Die ehrenamtliche Tätigkeit verbindet den Inhaber mit einer Struktur, mit einem Verein, oder einem Jugendverband. Jede Organisation, die mit Juleica-Inhabern/-innen arbeitet, sollte sich über deren Potenzial bewusst sein und diese gezielt und individuell fördern und begleiten. Hier sind geeignete Methoden und Begleitverfahren zu entwickeln, damit die Inhaber kontinuierlich betreut und begleitet werden können.

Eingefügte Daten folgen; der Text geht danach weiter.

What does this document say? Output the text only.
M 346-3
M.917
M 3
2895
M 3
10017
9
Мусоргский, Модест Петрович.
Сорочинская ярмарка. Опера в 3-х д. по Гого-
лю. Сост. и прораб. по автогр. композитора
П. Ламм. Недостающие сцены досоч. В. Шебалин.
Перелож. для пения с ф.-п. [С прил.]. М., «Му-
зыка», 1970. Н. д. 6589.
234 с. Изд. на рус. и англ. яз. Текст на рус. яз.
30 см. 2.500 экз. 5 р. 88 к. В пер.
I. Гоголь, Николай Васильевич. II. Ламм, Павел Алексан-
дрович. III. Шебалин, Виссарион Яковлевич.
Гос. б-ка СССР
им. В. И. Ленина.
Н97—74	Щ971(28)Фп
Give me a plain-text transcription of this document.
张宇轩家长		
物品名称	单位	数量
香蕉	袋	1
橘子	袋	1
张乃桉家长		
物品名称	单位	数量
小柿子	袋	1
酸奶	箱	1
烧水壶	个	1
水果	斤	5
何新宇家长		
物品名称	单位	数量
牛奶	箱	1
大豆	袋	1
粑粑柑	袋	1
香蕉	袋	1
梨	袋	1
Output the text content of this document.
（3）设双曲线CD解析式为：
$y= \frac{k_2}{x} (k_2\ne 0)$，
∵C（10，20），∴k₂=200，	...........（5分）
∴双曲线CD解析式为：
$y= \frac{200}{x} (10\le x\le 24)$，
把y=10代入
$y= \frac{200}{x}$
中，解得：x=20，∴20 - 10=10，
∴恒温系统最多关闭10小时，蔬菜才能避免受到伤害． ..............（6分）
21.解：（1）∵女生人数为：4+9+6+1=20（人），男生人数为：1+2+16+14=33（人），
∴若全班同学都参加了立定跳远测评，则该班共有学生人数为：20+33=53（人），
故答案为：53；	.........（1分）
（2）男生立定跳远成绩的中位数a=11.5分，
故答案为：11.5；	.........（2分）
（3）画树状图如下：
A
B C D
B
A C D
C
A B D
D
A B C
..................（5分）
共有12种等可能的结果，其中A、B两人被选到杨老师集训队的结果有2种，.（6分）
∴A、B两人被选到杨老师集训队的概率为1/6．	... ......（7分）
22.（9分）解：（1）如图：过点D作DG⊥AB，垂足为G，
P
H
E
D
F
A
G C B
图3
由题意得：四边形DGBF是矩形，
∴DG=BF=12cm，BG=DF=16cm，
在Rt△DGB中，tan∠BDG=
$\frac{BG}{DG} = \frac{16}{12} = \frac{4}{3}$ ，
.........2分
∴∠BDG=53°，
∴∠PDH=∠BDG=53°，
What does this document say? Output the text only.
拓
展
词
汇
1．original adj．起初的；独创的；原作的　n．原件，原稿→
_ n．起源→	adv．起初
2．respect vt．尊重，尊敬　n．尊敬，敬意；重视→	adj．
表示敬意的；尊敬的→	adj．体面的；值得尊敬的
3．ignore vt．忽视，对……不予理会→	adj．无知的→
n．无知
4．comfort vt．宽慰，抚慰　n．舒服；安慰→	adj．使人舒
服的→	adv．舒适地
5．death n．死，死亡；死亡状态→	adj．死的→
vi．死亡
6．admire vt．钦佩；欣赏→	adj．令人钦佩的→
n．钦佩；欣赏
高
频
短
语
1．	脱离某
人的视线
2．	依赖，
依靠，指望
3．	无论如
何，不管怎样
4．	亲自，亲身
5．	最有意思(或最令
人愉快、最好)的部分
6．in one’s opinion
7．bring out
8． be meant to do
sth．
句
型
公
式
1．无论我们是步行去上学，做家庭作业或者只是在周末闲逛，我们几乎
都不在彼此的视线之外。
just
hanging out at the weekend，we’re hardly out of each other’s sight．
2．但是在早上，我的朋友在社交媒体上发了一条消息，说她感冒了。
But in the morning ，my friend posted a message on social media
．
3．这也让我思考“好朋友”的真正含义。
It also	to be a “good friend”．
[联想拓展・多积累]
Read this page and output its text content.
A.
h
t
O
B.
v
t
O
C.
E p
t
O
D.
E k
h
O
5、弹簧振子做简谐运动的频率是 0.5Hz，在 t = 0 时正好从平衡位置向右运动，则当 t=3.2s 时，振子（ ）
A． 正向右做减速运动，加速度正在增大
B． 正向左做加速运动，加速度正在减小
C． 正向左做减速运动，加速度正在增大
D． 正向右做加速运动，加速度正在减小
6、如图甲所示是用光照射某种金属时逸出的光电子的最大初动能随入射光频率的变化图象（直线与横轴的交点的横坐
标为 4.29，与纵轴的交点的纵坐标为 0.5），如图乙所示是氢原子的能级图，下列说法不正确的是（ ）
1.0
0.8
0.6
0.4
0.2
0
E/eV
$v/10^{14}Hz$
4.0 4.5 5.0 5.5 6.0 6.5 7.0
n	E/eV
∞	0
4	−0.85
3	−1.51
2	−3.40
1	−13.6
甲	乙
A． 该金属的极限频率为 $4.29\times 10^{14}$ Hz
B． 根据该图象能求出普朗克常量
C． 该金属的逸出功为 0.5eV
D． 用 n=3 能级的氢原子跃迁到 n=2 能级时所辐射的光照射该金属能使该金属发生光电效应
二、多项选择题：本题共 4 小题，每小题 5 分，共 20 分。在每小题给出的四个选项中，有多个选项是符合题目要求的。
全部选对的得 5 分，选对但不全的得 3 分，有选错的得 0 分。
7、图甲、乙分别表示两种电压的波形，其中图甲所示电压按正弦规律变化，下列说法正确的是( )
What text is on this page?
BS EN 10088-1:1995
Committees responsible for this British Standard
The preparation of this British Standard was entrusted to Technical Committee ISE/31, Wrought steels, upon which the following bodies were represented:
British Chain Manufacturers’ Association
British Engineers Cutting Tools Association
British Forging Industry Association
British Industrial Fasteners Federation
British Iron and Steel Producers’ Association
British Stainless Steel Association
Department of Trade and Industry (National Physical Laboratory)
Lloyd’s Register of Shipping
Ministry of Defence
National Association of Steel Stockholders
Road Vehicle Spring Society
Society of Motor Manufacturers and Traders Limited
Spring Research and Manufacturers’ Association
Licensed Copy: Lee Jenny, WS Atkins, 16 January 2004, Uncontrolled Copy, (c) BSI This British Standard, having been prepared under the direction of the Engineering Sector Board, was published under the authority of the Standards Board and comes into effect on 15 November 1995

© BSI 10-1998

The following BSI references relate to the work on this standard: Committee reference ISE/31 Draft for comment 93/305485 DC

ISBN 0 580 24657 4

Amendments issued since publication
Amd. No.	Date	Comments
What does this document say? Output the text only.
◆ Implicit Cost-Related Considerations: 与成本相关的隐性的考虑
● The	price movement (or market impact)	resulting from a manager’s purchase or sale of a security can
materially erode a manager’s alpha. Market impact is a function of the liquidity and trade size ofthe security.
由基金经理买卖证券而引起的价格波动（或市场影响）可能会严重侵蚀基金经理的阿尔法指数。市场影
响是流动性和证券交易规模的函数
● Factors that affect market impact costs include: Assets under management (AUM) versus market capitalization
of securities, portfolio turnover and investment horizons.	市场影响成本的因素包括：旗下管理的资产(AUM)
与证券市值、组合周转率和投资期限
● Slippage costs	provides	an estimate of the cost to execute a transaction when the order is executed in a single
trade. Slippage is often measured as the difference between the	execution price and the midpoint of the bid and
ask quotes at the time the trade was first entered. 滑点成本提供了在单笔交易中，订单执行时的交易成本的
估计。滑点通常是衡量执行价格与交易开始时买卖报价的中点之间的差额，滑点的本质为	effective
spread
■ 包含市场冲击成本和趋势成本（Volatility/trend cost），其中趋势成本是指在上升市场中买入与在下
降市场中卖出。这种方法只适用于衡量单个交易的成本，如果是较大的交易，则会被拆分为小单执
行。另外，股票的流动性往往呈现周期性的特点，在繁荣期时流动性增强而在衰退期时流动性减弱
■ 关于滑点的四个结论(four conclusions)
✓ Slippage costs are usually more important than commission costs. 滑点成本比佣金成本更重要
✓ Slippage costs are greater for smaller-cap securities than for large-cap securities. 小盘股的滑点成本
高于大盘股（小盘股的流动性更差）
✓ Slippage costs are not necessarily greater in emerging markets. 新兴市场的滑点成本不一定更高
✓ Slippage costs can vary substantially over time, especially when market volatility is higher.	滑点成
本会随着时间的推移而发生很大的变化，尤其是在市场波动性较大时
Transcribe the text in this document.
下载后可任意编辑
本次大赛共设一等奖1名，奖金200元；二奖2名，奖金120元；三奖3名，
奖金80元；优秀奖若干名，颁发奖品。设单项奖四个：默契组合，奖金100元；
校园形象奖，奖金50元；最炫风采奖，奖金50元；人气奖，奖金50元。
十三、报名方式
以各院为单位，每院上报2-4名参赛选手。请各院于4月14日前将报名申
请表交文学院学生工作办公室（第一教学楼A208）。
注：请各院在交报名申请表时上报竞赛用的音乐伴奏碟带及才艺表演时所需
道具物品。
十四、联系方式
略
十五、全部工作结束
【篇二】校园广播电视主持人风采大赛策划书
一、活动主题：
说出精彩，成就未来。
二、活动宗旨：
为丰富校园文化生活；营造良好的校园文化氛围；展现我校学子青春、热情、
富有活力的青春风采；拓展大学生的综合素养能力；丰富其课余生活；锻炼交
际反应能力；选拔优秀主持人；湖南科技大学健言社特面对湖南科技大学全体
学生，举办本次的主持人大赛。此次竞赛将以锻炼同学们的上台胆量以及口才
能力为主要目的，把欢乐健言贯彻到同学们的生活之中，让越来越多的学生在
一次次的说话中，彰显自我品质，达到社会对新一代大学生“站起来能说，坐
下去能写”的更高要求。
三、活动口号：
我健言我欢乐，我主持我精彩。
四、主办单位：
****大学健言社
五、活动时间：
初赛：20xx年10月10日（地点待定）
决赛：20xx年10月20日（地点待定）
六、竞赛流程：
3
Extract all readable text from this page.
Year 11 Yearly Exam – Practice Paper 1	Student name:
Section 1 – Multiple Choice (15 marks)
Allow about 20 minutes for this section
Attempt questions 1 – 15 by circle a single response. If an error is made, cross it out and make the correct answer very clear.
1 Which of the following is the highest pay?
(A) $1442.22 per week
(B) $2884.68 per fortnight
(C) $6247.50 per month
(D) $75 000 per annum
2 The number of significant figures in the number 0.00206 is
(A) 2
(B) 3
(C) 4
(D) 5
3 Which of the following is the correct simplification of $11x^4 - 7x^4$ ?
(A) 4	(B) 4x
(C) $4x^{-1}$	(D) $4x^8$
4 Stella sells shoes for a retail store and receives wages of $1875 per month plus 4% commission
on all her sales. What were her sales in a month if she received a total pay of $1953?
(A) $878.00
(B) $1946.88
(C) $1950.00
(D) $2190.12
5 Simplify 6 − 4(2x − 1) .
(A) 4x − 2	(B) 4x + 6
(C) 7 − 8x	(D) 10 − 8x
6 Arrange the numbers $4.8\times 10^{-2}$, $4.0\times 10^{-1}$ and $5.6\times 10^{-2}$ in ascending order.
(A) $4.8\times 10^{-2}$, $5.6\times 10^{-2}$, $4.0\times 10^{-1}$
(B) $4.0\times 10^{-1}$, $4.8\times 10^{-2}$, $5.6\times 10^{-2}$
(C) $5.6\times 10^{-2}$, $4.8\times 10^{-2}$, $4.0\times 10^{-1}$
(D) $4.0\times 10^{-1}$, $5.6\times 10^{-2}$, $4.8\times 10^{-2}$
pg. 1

Im September 2009 vereinbarten die Obersten Landesjugendbehörden bundeseinheitliche Qualitätsstandards, die eine bundesweite Vergleichbarkeit bzw. Gleichwertigkeit herstellen und somit die Qualität dieses bundesweiten Nachweises erhöhen. Auf Grundlage dieser Standards wird in Mecklenburg-Vorpommern die Weiterentwicklung der Juleica vom Landesjugendring M-V vorangetrieben.

Qualifikation
Die sehr umfangreiche praktische und theoretische Grundausbildung soll die Jugendgruppenleiter/-innen auf ihre Arbeit vorbereiten, indem sie folgende Inhalte laut den bundesweit geltenden Standards in 30 Zeitstunden mindestens vermittelt:

  • Aufgaben und Funktionen des Jugendleiters/-in und Befähigung zur Leitung von Gruppen,
  • Ziele, Methoden und Aufgaben der Jugendarbeit,
  • Rechts- und Organisationsfragen der Jugendarbeit,
  • psychologische und pädagogische Grundlagen für die Arbeit mit Kindern und Jugendlichen,
  • Gefährdungstatbestände des Jugendalters und Fragen des Kinder- und Jugendschutzes.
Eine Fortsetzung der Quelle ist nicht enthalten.